Search code examples
rtesseractmagick

reading text portion from list of images and saving in R, using magick


Here is the code I'm using for reading a text from multiple images in my list but after image resizing I want to save the output into separate folders with exact name.

library(magick)
library(magrittr)
    test <- image_read(list) %>%
      image_crop("100x16+161+68")%>%
      image_resize("2000") %>%
      image_convert() %>%      
      image_trim() %>%
      image_ocr()
    cat(test)

As far as I figured out, there is something I could do to save image, unique names with "image_write". I would be thankful for any suggestions and help, and hope it would be very helpful for new users as well.

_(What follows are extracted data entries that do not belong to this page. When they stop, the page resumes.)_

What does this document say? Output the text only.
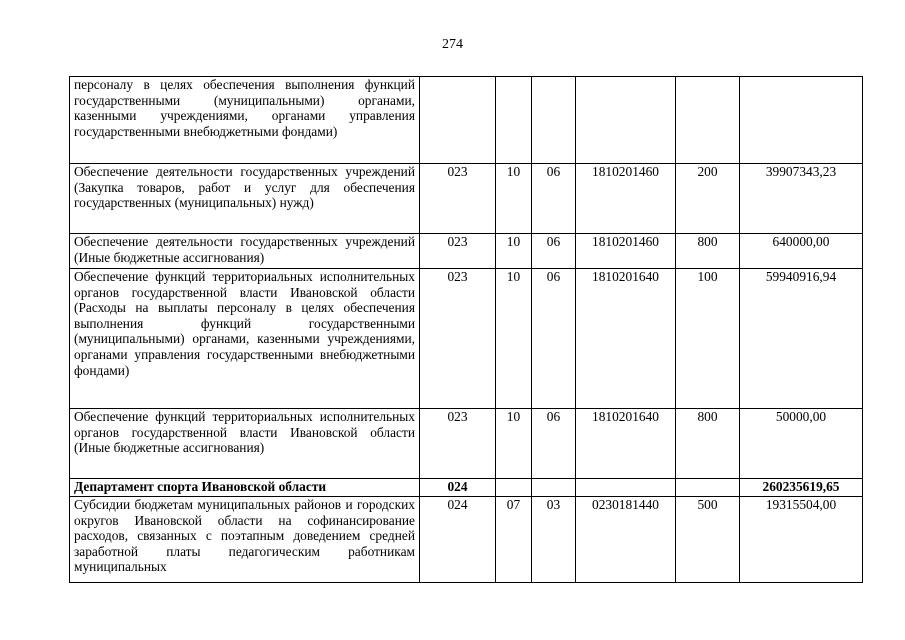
274
персоналу в целях обеспечения выполнения функций государственными (муниципальными) органами, казенными учреждениями, органами управления государственными внебюджетными фондами)						
Обеспечение деятельности государственных учреждений (Закупка товаров, работ и услуг для обеспечения государственных (муниципальных) нужд)	023	10	06	1810201460	200	39907343,23
Обеспечение деятельности государственных учреждений (Иные бюджетные ассигнования)	023	10	06	1810201460	800	640000,00
Обеспечение функций территориальных исполнительных органов государственной власти Ивановской области (Расходы на выплаты персоналу в целях обеспечения выполнения функций государственными (муниципальными) органами, казенными учреждениями, органами управления государственными внебюджетными фондами)	023	10	06	1810201640	100	59940916,94
Обеспечение функций территориальных исполнительных органов государственной власти Ивановской области (Иные бюджетные ассигнования)	023	10	06	1810201640	800	50000,00
Департамент спорта Ивановской области	024					260235619,65
Субсидии бюджетам муниципальных районов и городских округов Ивановской области на софинансирование расходов, связанных с поэтапным доведением средней заработной платы педагогическим работникам муниципальных	024	07	03	0230181440	500	19315504,00
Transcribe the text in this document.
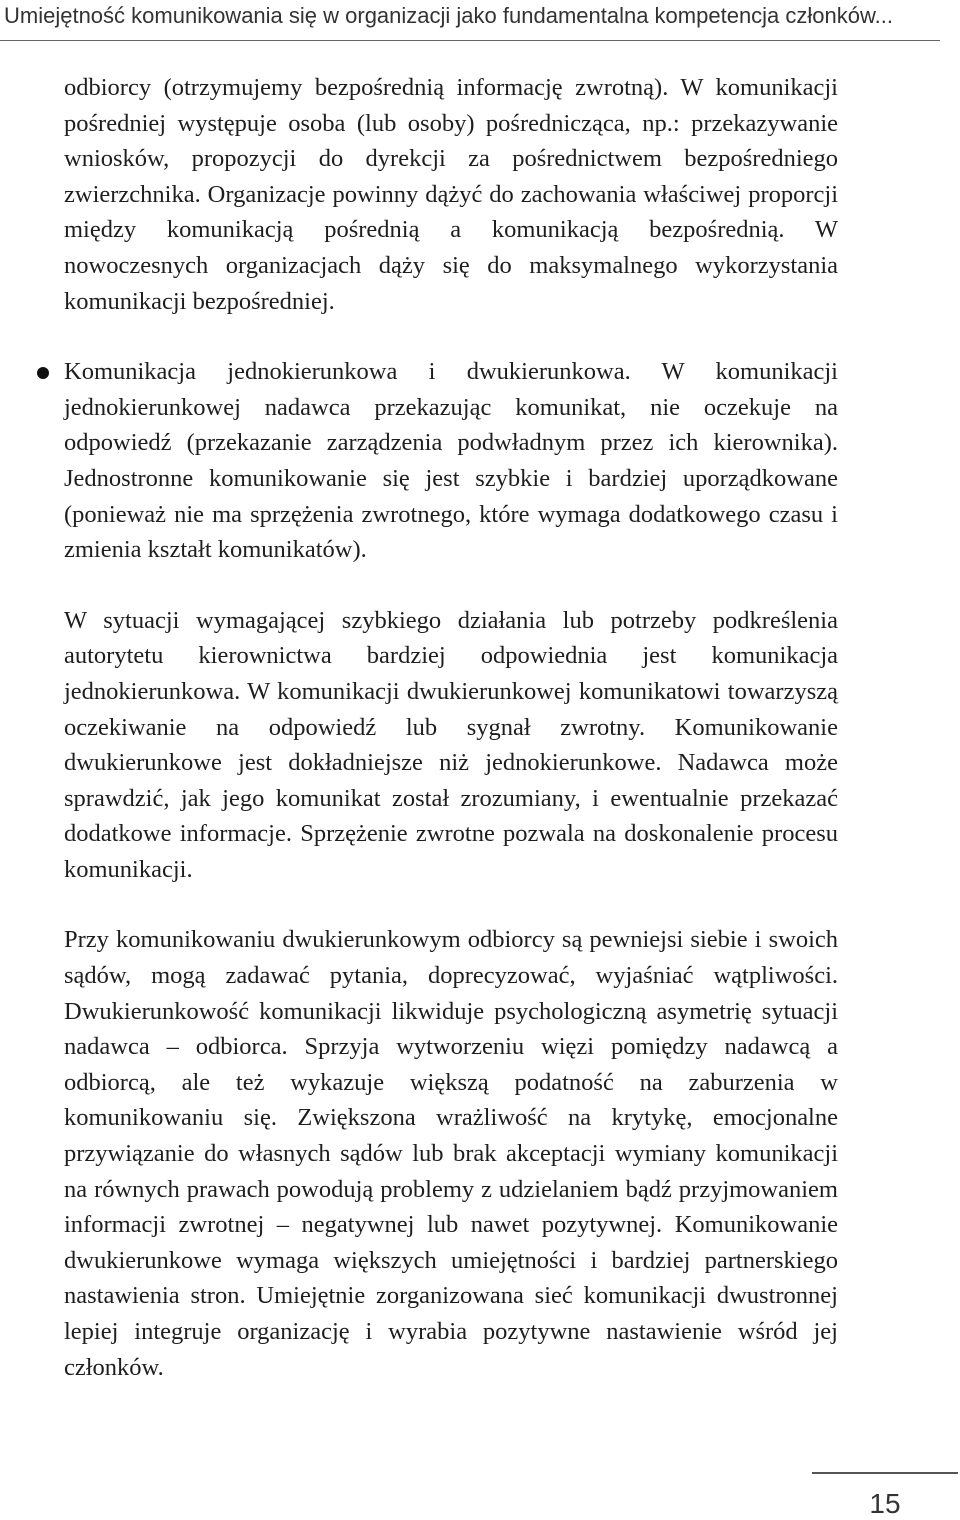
Umiejętność komunikowania się w organizacji jako fundamentalna kompetencja członków...

odbiorcy (otrzymujemy bezpośrednią informację zwrotną). W komunikacji pośredniej występuje osoba (lub osoby) pośrednicząca, np.: przekazywanie wniosków, propozycji do dyrekcji za pośrednictwem bezpośredniego zwierzchnika. Organizacje powinny dążyć do zachowania właściwej proporcji między komunikacją pośrednią a komunikacją bezpośrednią. W nowoczesnych organizacjach dąży się do maksymalnego wykorzystania komunikacji bezpośredniej.

Komunikacja jednokierunkowa i dwukierunkowa. W komunikacji jednokierunkowej nadawca przekazując komunikat, nie oczekuje na odpowiedź (przekazanie zarządzenia podwładnym przez ich kierownika). Jednostronne komunikowanie się jest szybkie i bardziej uporządkowane (ponieważ nie ma sprzężenia zwrotnego, które wymaga dodatkowego czasu i zmienia kształt komunikatów).

W sytuacji wymagającej szybkiego działania lub potrzeby podkreślenia autorytetu kierownictwa bardziej odpowiednia jest komunikacja jednokierunkowa. W komunikacji dwukierunkowej komunikatowi towarzyszą oczekiwanie na odpowiedź lub sygnał zwrotny. Komunikowanie dwukierunkowe jest dokładniejsze niż jednokierunkowe. Nadawca może sprawdzić, jak jego komunikat został zrozumiany, i ewentualnie przekazać dodatkowe informacje. Sprzężenie zwrotne pozwala na doskonalenie procesu komunikacji.

Przy komunikowaniu dwukierunkowym odbiorcy są pewniejsi siebie i swoich sądów, mogą zadawać pytania, doprecyzować, wyjaśniać wątpliwości. Dwukierunkowość komunikacji likwiduje psychologiczną asymetrię sytuacji nadawca – odbiorca. Sprzyja wytworzeniu więzi pomiędzy nadawcą a odbiorcą, ale też wykazuje większą podatność na zaburzenia w komunikowaniu się. Zwiększona wrażliwość na krytykę, emocjonalne przywiązanie do własnych sądów lub brak akceptacji wymiany komunikacji na równych prawach powodują problemy z udzielaniem bądź przyjmowaniem informacji zwrotnej – negatywnej lub nawet pozytywnej. Komunikowanie dwukierunkowe wymaga większych umiejętności i bardziej partnerskiego nastawienia stron. Umiejętnie zorganizowana sieć komunikacji dwustronnej lepiej integruje organizację i wyrabia pozytywne nastawienie wśród jej członków.

15
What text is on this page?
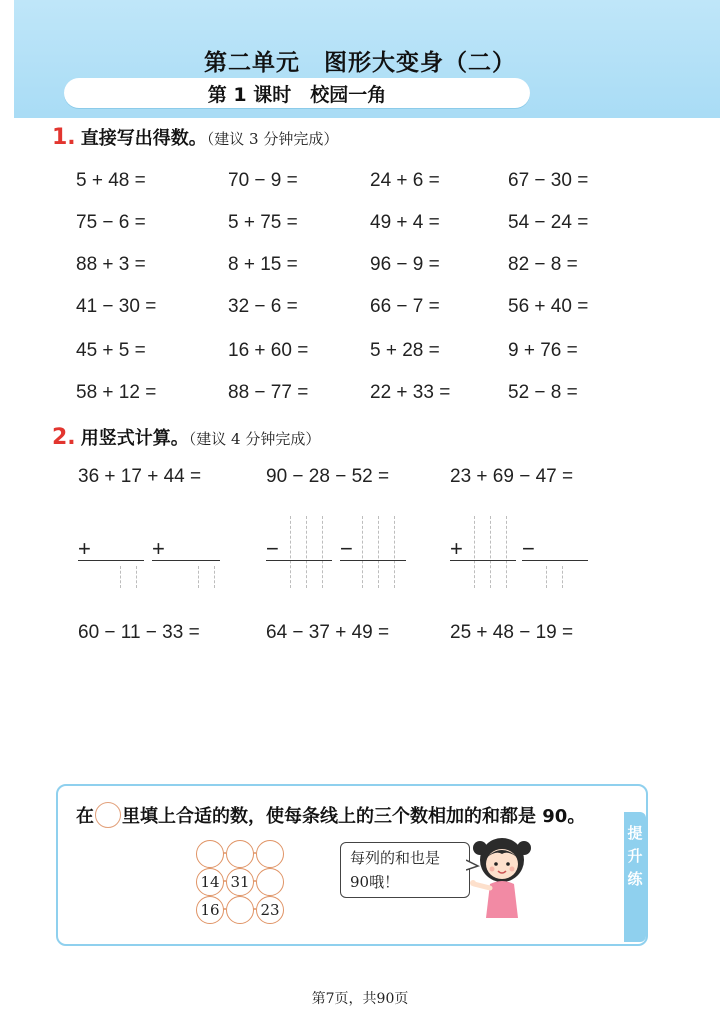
第二单元　图形大变身（二）
第 1 课时　校园一角
1. 直接写出得数。（建议 3 分钟完成）
5 + 48 =	70 − 9 =	24 + 6 =	67 − 30 =
75 − 6 =	5 + 75 =	49 + 4 =	54 − 24 =
88 + 3 =	8 + 15 =	96 − 9 =	82 − 8 =
41 − 30 =	32 − 6 =	66 − 7 =	56 + 40 =
45 + 5 =	16 + 60 =	5 + 28 =	9 + 76 =
58 + 12 =	88 − 77 =	22 + 33 =	52 − 8 =
2. 用竖式计算。（建议 4 分钟完成）
36 + 17 + 44 =	90 − 28 − 52 =	23 + 69 − 47 =
+	+	−	−	+	−
60 − 11 − 33 =	64 − 37 + 49 =	25 + 48 − 19 =
提升练
在 里填上合适的数，使每条线上的三个数相加的和都是 90。
14 31
16	23
每列的和也是 90哦！
第7页，共90页
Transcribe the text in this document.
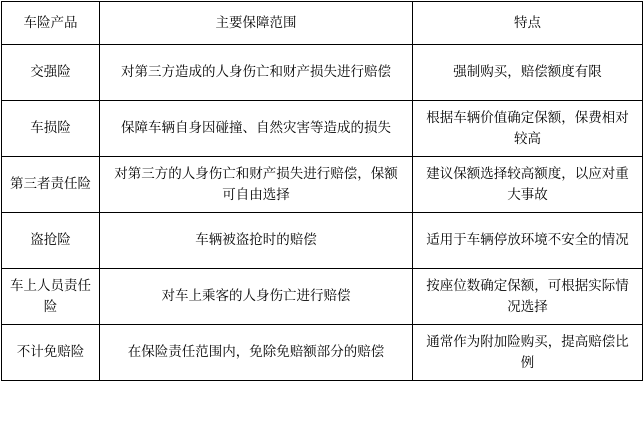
车险产品	主要保障范围	特点
交强险	对第三方造成的人身伤亡和财产损失进行赔偿	强制购买，赔偿额度有限
车损险	保障车辆自身因碰撞、自然灾害等造成的损失	根据车辆价值确定保额，保费相对较高
第三者责任险	对第三方的人身伤亡和财产损失进行赔偿，保额可自由选择	建议保额选择较高额度，以应对重大事故
盗抢险	车辆被盗抢时的赔偿	适用于车辆停放环境不安全的情况
车上人员责任险	对车上乘客的人身伤亡进行赔偿	按座位数确定保额，可根据实际情况选择
不计免赔险	在保险责任范围内，免除免赔额部分的赔偿	通常作为附加险购买，提高赔偿比例
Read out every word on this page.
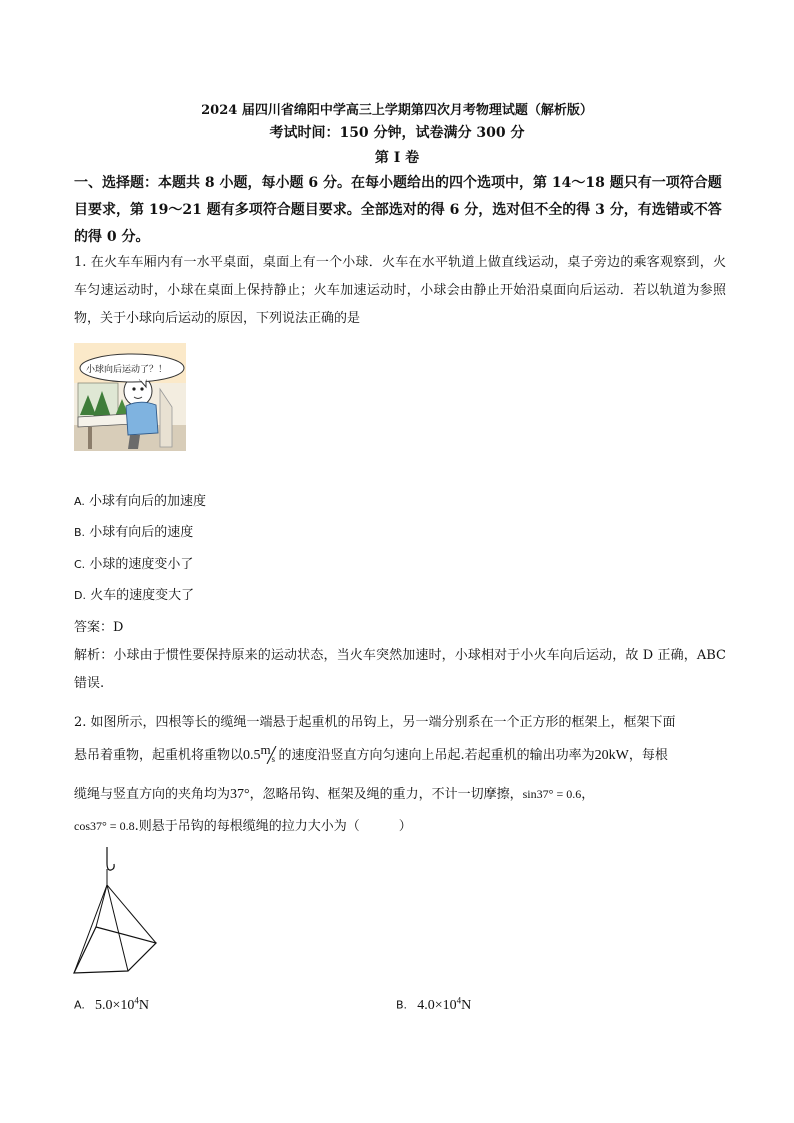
2024 届四川省绵阳中学高三上学期第四次月考物理试题（解析版）
考试时间：150 分钟，试卷满分 300 分
第 I 卷

一、选择题：本题共 8 小题，每小题 6 分。在每小题给出的四个选项中，第 14～18 题只有一项符合题目要求，第 19～21 题有多项符合题目要求。全部选对的得 6 分，选对但不全的得 3 分，有选错或不答的得 0 分。

1. 在火车车厢内有一水平桌面，桌面上有一个小球．火车在水平轨道上做直线运动，桌子旁边的乘客观察到，火车匀速运动时，小球在桌面上保持静止；火车加速运动时，小球会由静止开始沿桌面向后运动．若以轨道为参照物，关于小球向后运动的原因，下列说法正确的是

小球向后运动了？！
A. 小球有向后的加速度
B. 小球有向后的速度
C. 小球的速度变小了
D. 火车的速度变大了
答案：D

解析：小球由于惯性要保持原来的运动状态，当火车突然加速时，小球相对于小火车向后运动，故 D 正确，ABC 错误.

2. 如图所示，四根等长的缆绳一端悬于起重机的吊钩上，另一端分别系在一个正方形的框架上，框架下面
悬吊着重物，起重机将重物以0.5 m
s 的速度沿竖直方向匀速向上吊起.若起重机的输出功率为20kW，每根
缆绳与竖直方向的夹角均为37°，忽略吊钩、框架及绳的重力，不计一切摩擦，sin37° = 0.6，
cos37° = 0.8.则悬于吊钩的每根缆绳的拉力大小为（　　　）
A. $5.0\times 10^4N$	B. $4.0\times 10^4N$
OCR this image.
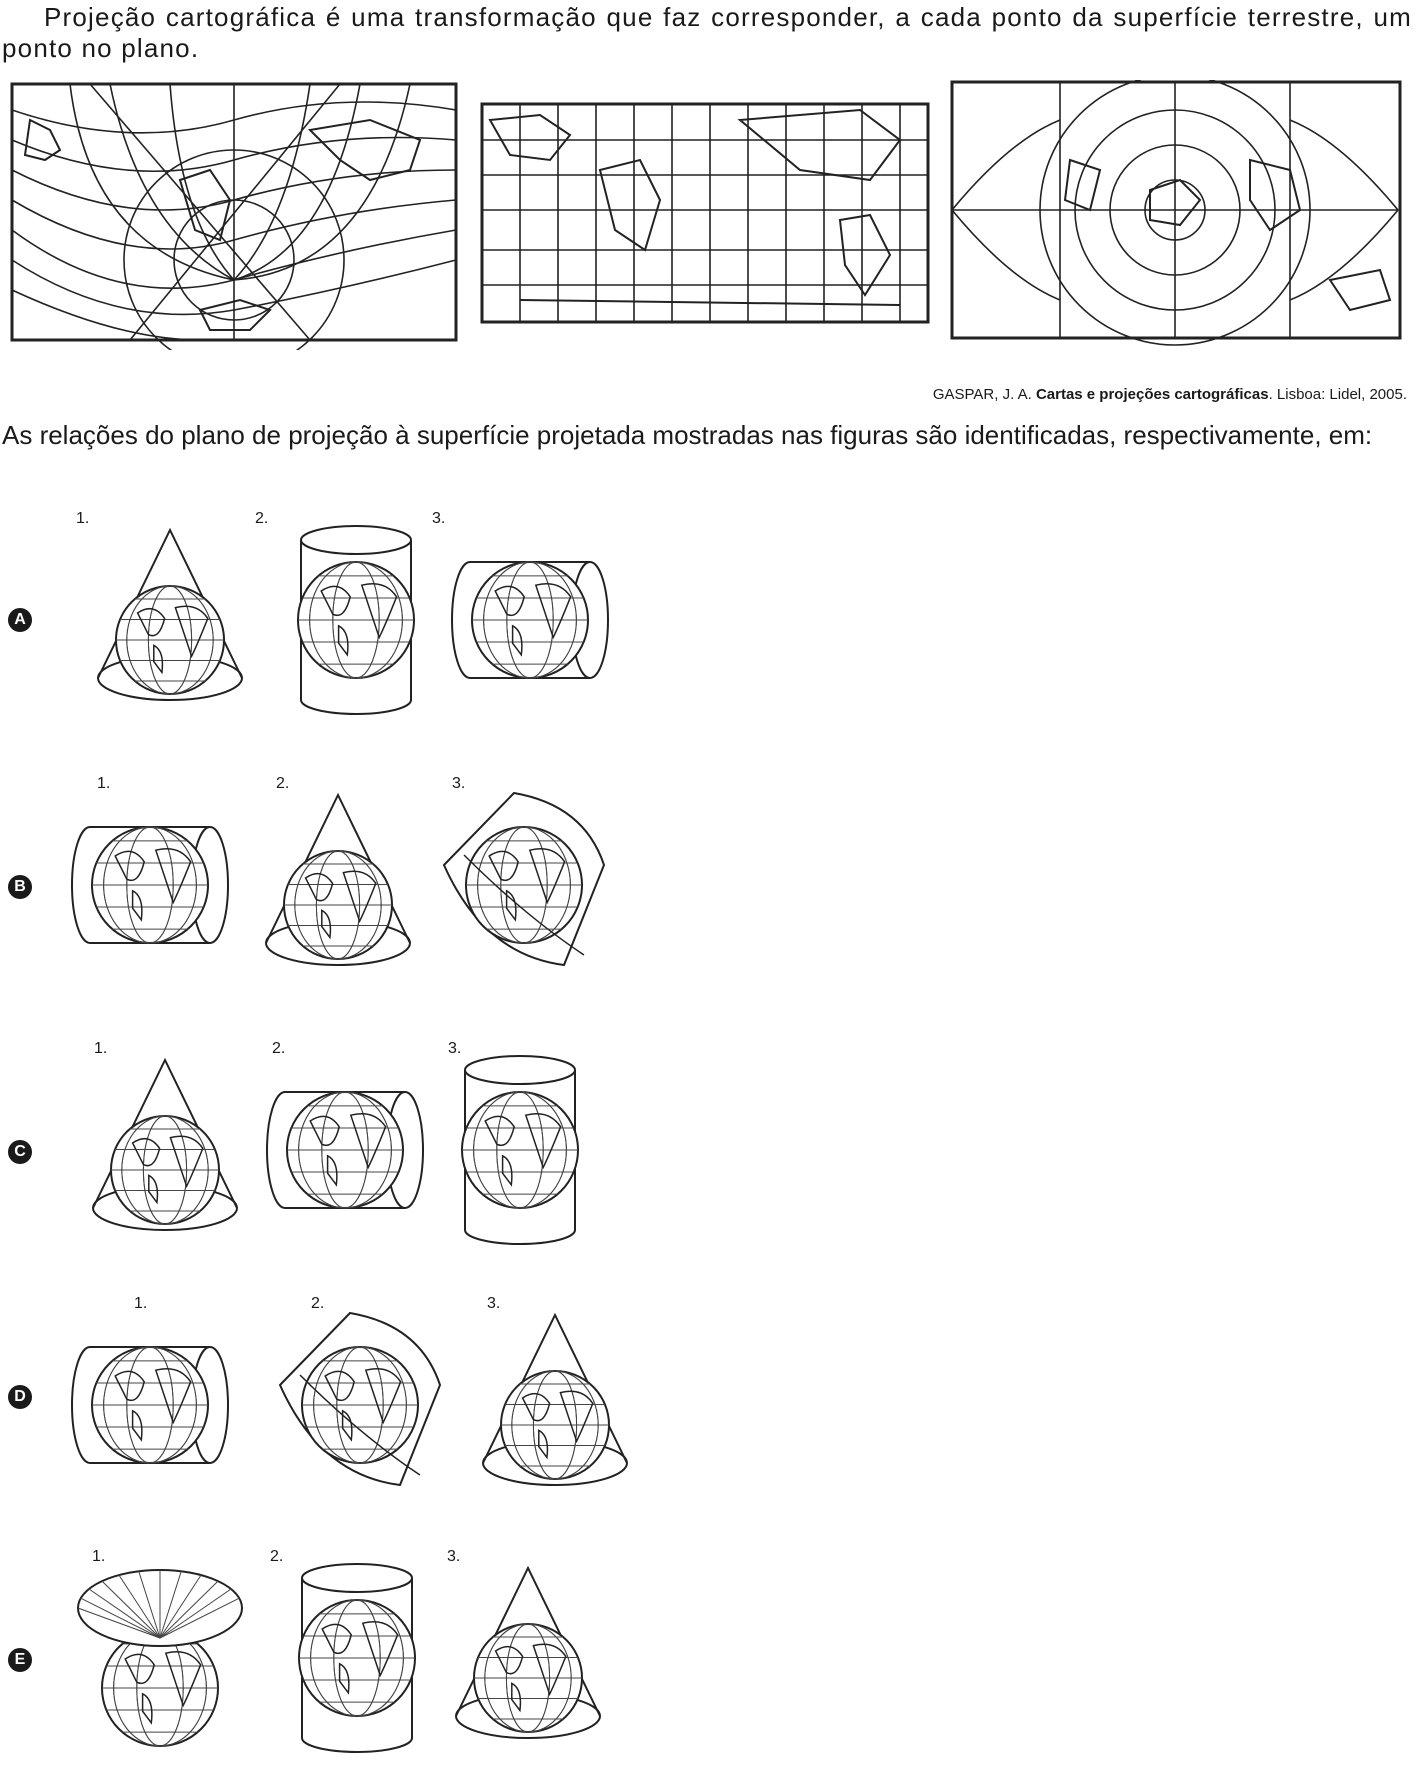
Projeção cartográfica é uma transformação que faz corresponder, a cada ponto da superfície terrestre, um ponto no plano.

GASPAR, J. A. Cartas e projeções cartográficas. Lisboa: Lidel, 2005.

As relações do plano de projeção à superfície projetada mostradas nas figuras são identificadas, respectivamente, em:

A
1.	2.	3.
B
1.	2.	3.
C
1.	2.	3.
D
1.	2.	3.
E
1.	2.	3.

If it's possible I need to create a batch of about 100 images for a large data set.

 image_write(list, path = "/data/backup", format = "png") %>%

Solution

  • This is one way:

    library(magick)
    library(purrr)
    
    save_image <- function(img, img_name, output_dir) {
      image_write(img, file.path(output_dir, basename(img_name)))
      img
    }
    
    fils <- list.files("/tmp/so", pattern="png$", full.names = TRUE)
    
    map(fils, ~{
      curr_fil <- .x
      image_read(curr_fil) %>%
        image_crop("100x16+161+68") %>%
        image_resize("2000") %>%
        save_image(curr_fil, "/tmp/backup") %>% 
        image_convert() %>%      
        image_trim() %>%
        image_ocr()
    }) -> ocr_result
    

    There's no real need to make a function but it makes the pipes cleaner. This way you can have a pipe element with a side effect but keep processing.